In general, page 99 is a good reflection of what the manuscript is about—the movement or migration of peoples. At the same time, the manuscript is about more than that as I focused on how K-12 schools dealt with the movement of peoples and how the schools served linguistic, racial, ethnic, and additional groups. The reason I focused on the schools and this theme is to better understand the micro-interactional processes that socialize students toward particular identities and how these identities articulate with one another at school. Understanding how the schools reproduce inequality at the micro level can help inform approaches aiming to dissuade this social reproduction of inequality.
Rebecca: Now, what kind of work did your family do in Texas?
Maria: My father worked in ranches. They would do irrigation for the cotton. He was in charge of getting the people to pick the cotton. He did mostly field work.
He would more like, when the people would come out of from. What it was, where we lived at, there weren’t a lot of Hispanic people. There was very few. Most were white.
Rebecca: Did your parents ever talk about their grandparents or their parents?

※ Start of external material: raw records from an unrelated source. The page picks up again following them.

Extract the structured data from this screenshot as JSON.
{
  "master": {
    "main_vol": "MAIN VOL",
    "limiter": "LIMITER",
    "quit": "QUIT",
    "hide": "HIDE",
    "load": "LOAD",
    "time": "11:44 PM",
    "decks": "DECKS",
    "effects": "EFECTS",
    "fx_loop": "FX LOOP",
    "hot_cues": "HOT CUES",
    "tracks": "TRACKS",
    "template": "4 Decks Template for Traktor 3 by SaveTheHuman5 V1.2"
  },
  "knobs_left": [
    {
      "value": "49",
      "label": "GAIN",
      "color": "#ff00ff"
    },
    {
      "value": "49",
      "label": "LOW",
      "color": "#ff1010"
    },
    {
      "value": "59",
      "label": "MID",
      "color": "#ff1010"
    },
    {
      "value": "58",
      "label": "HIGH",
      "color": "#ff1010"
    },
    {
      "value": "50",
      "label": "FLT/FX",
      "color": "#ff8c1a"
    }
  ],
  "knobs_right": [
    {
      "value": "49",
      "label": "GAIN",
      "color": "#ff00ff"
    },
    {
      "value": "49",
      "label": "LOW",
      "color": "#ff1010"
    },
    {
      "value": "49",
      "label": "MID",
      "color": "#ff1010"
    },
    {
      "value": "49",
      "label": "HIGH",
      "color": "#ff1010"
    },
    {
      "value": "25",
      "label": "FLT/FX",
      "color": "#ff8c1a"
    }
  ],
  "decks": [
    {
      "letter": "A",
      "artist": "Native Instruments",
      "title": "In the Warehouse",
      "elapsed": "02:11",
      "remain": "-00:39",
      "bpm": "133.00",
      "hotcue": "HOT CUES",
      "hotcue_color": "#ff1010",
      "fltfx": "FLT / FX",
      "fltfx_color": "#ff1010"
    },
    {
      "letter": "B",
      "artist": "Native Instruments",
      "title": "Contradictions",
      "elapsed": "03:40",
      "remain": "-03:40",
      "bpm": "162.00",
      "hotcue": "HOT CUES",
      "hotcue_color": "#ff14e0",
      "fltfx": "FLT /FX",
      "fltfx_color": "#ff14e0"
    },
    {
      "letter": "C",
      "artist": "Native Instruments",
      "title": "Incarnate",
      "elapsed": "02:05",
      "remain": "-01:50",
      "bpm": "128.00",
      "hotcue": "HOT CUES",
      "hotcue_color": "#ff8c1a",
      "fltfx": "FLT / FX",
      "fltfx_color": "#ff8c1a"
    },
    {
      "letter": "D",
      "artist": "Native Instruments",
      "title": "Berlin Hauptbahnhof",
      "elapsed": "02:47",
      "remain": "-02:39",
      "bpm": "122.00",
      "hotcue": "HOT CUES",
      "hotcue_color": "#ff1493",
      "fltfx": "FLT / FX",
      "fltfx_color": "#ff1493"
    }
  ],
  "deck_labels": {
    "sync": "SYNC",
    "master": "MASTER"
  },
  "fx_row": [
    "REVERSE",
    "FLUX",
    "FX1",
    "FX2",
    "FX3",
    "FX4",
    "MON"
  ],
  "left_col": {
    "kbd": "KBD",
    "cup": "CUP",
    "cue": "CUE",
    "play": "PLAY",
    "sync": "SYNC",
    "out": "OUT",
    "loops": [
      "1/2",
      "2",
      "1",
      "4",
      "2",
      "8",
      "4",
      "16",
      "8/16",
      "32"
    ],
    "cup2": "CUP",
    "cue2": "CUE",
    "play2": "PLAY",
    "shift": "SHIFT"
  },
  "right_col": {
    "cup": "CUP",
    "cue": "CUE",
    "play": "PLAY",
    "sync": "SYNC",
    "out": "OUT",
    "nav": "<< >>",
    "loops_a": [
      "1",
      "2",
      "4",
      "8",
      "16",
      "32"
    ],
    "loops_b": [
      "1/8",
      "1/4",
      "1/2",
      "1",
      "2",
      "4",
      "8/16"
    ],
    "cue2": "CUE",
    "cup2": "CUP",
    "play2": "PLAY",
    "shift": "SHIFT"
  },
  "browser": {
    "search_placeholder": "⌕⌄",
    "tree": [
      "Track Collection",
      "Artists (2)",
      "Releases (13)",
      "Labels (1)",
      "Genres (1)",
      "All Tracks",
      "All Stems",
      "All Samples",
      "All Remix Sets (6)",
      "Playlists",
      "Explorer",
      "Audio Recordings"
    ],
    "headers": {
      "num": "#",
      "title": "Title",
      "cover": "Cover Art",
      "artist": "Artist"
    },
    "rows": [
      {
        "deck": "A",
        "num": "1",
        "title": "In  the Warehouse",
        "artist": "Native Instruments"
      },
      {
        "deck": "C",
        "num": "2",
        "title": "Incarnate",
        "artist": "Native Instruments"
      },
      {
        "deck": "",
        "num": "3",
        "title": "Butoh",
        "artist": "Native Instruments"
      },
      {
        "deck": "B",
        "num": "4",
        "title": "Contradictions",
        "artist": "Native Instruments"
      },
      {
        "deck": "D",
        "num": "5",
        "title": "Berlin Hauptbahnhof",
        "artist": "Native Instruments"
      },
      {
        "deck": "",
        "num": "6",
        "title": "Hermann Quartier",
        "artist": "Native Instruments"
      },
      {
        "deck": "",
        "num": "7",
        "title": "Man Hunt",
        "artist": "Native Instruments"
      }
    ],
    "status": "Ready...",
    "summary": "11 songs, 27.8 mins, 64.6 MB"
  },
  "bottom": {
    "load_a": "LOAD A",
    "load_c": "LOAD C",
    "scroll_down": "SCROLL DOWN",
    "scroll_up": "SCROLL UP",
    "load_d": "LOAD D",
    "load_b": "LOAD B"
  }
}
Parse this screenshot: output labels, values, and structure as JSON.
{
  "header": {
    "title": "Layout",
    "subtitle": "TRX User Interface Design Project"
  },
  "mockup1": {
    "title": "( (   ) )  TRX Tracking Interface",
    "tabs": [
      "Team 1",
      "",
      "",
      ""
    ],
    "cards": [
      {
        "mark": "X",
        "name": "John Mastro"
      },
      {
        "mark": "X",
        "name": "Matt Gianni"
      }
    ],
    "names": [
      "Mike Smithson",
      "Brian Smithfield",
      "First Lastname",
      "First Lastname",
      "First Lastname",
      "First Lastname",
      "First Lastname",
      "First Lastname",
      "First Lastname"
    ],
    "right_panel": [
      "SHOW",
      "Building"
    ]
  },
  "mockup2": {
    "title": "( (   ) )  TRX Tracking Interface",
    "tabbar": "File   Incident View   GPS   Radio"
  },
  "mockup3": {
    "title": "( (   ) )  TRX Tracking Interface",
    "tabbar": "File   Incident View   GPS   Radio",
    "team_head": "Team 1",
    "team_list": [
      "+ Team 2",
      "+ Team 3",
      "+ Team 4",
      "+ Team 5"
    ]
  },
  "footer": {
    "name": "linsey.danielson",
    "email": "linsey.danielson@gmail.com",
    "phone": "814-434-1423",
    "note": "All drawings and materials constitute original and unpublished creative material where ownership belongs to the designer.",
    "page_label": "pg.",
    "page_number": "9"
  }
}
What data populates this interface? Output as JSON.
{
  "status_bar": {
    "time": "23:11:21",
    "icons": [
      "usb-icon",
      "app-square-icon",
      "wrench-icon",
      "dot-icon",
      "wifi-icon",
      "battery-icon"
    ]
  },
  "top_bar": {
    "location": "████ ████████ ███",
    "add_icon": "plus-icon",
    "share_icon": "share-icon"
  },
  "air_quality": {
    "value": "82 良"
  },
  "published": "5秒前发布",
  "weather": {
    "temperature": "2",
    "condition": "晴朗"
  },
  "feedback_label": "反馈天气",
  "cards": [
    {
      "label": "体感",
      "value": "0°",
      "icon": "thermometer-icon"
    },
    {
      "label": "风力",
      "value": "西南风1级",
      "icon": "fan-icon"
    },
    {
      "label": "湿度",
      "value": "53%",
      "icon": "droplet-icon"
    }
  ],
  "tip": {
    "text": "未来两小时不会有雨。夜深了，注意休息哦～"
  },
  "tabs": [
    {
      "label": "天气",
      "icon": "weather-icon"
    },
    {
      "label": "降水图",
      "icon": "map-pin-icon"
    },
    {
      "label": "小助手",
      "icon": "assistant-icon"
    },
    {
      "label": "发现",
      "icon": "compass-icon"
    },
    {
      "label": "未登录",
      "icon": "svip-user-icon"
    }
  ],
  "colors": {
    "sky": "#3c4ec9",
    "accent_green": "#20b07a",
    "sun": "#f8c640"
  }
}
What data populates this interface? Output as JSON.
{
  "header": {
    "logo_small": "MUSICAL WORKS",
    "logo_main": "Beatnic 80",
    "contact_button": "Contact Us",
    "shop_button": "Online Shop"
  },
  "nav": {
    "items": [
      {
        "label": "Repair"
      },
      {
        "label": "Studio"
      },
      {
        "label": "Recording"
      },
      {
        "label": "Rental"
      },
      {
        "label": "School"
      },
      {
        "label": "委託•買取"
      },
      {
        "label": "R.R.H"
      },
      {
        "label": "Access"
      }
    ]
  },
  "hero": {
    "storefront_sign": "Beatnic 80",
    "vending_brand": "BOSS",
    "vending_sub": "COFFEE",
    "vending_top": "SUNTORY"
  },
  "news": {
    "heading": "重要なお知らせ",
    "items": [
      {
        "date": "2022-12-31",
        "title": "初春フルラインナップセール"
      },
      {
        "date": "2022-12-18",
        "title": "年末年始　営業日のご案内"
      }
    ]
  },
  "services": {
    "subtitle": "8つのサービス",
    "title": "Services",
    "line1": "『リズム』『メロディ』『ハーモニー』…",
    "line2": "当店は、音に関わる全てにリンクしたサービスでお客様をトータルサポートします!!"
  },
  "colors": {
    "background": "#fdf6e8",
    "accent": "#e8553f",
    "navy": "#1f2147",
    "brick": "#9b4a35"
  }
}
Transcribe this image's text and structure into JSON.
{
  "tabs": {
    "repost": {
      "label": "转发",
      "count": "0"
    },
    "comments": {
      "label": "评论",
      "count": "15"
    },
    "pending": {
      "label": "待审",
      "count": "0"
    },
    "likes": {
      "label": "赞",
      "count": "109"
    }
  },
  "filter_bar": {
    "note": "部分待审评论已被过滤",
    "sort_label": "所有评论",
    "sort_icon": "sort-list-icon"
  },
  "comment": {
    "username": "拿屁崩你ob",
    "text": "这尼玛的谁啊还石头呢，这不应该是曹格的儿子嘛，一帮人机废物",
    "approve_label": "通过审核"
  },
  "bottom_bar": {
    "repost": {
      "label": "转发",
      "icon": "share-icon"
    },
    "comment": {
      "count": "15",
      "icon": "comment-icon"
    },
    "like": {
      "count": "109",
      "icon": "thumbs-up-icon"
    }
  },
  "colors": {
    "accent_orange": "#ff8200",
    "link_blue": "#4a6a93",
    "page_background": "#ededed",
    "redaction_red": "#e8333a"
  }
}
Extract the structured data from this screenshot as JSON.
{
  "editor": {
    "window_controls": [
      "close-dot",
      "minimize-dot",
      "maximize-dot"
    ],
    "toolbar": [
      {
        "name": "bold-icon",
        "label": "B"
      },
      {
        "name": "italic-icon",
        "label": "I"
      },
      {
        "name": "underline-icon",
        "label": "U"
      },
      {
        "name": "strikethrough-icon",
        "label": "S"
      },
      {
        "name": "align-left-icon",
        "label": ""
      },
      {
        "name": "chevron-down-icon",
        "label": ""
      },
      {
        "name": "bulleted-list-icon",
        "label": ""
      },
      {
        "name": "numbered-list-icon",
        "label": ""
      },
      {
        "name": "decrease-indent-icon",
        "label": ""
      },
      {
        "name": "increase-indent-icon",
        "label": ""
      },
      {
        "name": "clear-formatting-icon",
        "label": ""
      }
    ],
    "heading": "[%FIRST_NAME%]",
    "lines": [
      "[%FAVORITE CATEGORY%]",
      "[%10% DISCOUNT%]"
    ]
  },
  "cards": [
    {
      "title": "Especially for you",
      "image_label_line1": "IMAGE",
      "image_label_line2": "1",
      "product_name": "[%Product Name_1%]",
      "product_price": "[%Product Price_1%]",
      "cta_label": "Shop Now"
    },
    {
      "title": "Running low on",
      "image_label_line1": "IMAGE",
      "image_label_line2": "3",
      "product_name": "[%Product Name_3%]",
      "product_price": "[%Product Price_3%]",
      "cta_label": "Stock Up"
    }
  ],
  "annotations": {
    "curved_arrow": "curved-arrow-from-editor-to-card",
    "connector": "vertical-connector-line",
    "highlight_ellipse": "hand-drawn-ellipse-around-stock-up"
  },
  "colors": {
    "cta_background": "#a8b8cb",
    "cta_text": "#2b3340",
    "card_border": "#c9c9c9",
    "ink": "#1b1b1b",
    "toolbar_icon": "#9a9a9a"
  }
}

Maria: They were born in San Antonio, Texas, too. My mother used to say they would work in fields too. In San Antonio; but, sometimes she said they would have to walk to other towns. She said sometimes it would take them three days to get where they were going. ‘They didn’t have no cars, no nothing,’ she would say.
Rebecca: Now why did you guys end up coming here in 1968?
Maria: Because my older brothers and their families were already here.
Rebecca: What brought them out here?
Maria: Picking oranges. My oldest brother came down here with another family like five or six years before we got here. My older brother. Actually, he came to Deerfield Beach. And then, from Deerfield Beach he came over here to [Central]. Well then one of my other brothers came down here. And, he stayed with him for a year or so then he went back and got my father and my mother and us ‘cause by that time were only three. My mother had ten children but the time when we came there was only three at home. Because all my other brothers and sisters were married. So, whenever we got here about two years later after we were here, when my father died, the rest of my brothers came from Texas down here.
[Maria, 61. Interview with author on July 6, 2016]
Rebecca:Okay so, you said you came here in 1970?
Ana: I think 1970, that’s when I married my husband and came this way. His parents used to do the agriculture thing, his father used to be a crew leader. They came here when he [my husband] was young ‘cause he was in school in a [Central].
Rebecca: So what year did your husband’s family come?
Ana: Well, they claim they came on the ‘60s.
Rebecca: And, they were the first Mexicanos?
Ana: Mm. And then his father brung, bring their uncle. There was another guy, he came. They, you know [woman’s name], the one that was with the school board, that run? Yeah, her family came later.
Rebecca:So, what reason did your husband’s family have to come here? What kind of work were they doing?
Ana: They were doing agriculture work. They used to travel like the other ones, you know like the other immigrants. Well, his father had a contract. And he was the contract, for those people; he’s the one that brought a lot of Hispanics and then these were from Texas. They were doing the cucumbers. And squash I think.
[Ana, 67. Interview with author on July 6, 2016]
Rebecca Campbell-Montalvo. 2016. Reification, Resistance, and Transformation? The Impact of Migration and Demographics on Linguistic, Racial, and Ethnic Identity and Equity in Educational Systems: An Applied Approach. University of South Florida, Phd.